Friday, September 23, 2011
A response to the Cut Copy concert by SAO student worker, Jacqueline Ristola:
Today I discovered I had a body, and it can dance. I had never been to a concert where I danced before; the closest I ever got was some casual swaying at the end of the Civil Wars’ concert last year. But last night I saw Cut Copy, Washed Out, and Midnight Magic. My feet are sore, my ears are ringing, and my soul is refreshed. This makes last night’s concert sound remarkable, and indeed it was. And yes, it was completely pop music, through and through. But it was genuine, passionate, and joyful; qualities in music that are sometimes hard to find.
Authentic is a word that can be thrown around a lot when talking about music; often heralding indie/alternative music as real expression than mainstream pop. But authenticity is a quality that is easy to identify when you see it, and it was unabashedly present last night. Some may scoff and say “But it’s simple pop music! How can that be authentic?” Such an accusation is likely due to the negative connotations pop music has acquired over the years. Today’s pop music scene often feels manufactured and manipulative, making bands like Cut Copy such a breath of fresh air. Their intentions were clear; they wanted us to listen pleasurably, dance joyfully, and feel the music.
What made this concert different? Why was the music so affecting? Perhaps all these questions can be answered when put back into the context of live performance. There is a raw energy given to live performances that recordings can never have; that of physical presence of the artist in communication with the audience. After all, bands aren’t the only ones performing: the audience communicates as well, not just through applause or even dancing. Audiences are always communicating and responding in a live show, whether it be thunderous applause, thoughtful silence, or joyful dance.

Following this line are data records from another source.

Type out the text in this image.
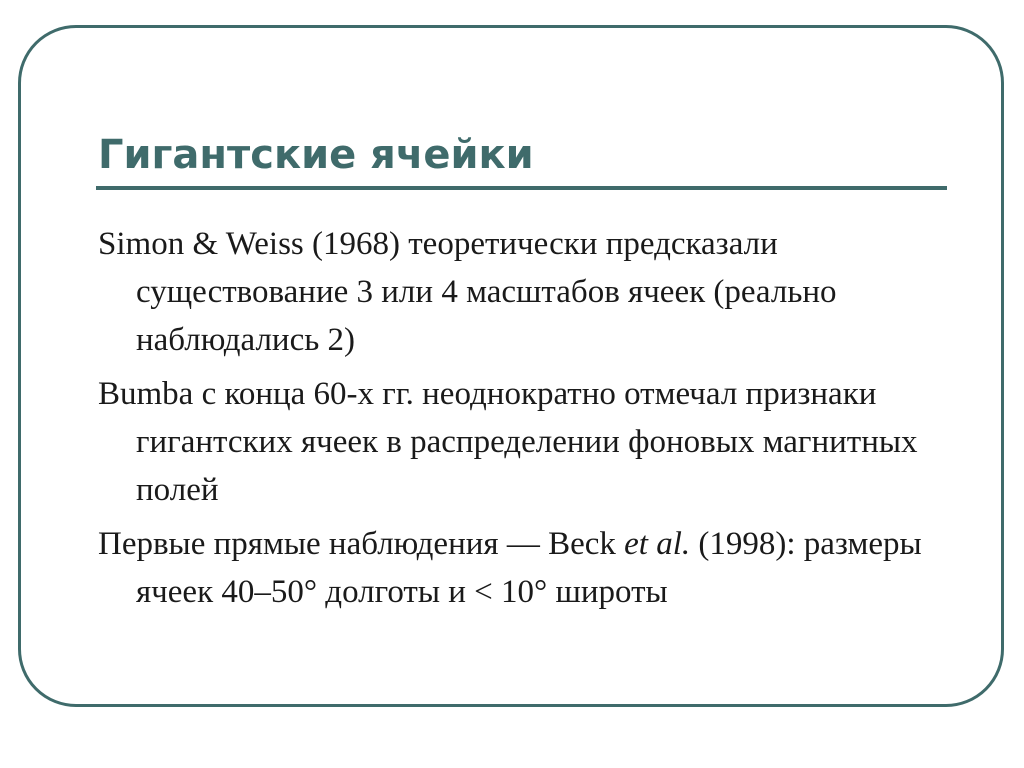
Гигантские ячейки
Simon & Weiss (1968) теоретически предсказали существование 3 или 4 масштабов ячеек (реально наблюдались 2)
Bumba с конца 60-х гг. неоднократно отмечал признаки гигантских ячеек в распределении фоновых магнитных полей
Первые прямые наблюдения — Beck et al. (1998): размеры ячеек 40–50° долготы и < 10° широты
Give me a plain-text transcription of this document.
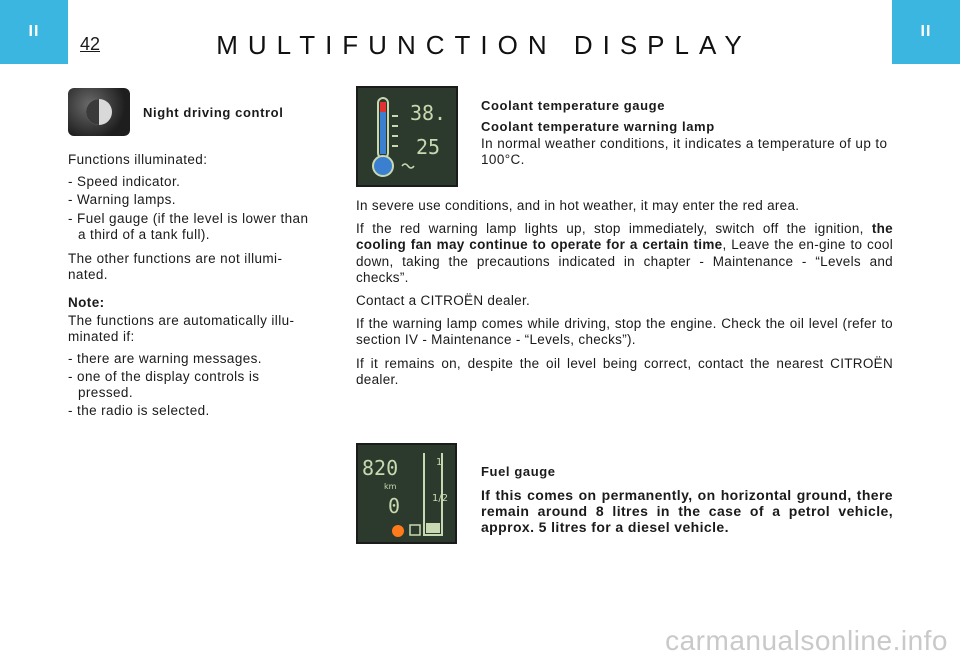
II	II
42	MULTIFUNCTION DISPLAY
Night driving control

Functions illuminated:

- Speed indicator.
- Warning lamps.
- Fuel gauge (if the level is lower than a third of a tank full).

The other functions are not illumi-nated.

Note:

The functions are automatically illu-minated if:

- there are warning messages.
- one of the display controls is pressed.
- the radio is selected.
38.
25
Coolant temperature gauge
Coolant temperature warning lamp
In normal weather conditions, it indicates a temperature of up to 100°C.

In severe use conditions, and in hot weather, it may enter the red area.

If the red warning lamp lights up, stop immediately, switch off the ignition, the cooling fan may continue to operate for a certain time, Leave the en-gine to cool down, taking the precautions indicated in chapter - Maintenance - “Levels and checks”.

Contact a CITROËN dealer.

If the warning lamp comes while driving, stop the engine. Check the oil level (refer to section IV - Maintenance - “Levels, checks”).

If it remains on, despite the oil level being correct, contact the nearest CITROËN dealer.

820
km
0
1
1/2
Fuel gauge
If this comes on permanently, on horizontal ground, there remain around 8 litres in the case of a petrol vehicle, approx. 5 litres for a diesel vehicle.
carmanualsonline.info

The Cut Copy set in particular is a great example of the communication between an audience and an artist. The final song, “Need You Now” was perfect communication, the audience and the band singing together, and with outstretched arms, performing the very longing expressed in the song. That is something incredibly powerful and moving that you can never experience outside of the live performance. Throughout the night, both band and audience communicate back and forth through movement and sound. While being fantastically entertaining, it created joyful, aesthetically beautiful communication.
The show proves why live music is the best way to engage with music; you don’t just listen, but you experience it. You literally feel the beat pulsing within you and music surrounding you, making the live performance a much more sensual experience. And although recordings can capture technical quality, they can’t capture the relationship between the audience and the performer or the physicality of the communication. Truly live performance’s raw power is evident; it’s sensually engaging, artistically communicative, and ultimately temporal. Impossible to replicate, they are something special to savor. So I hold my aching body in pride (I danced barefoot!), proof that something amazing happened last night, achieving not only fantastic artistic entertainment, but the essence of shalom.
What did you think of the concert and Jacqueline’s response?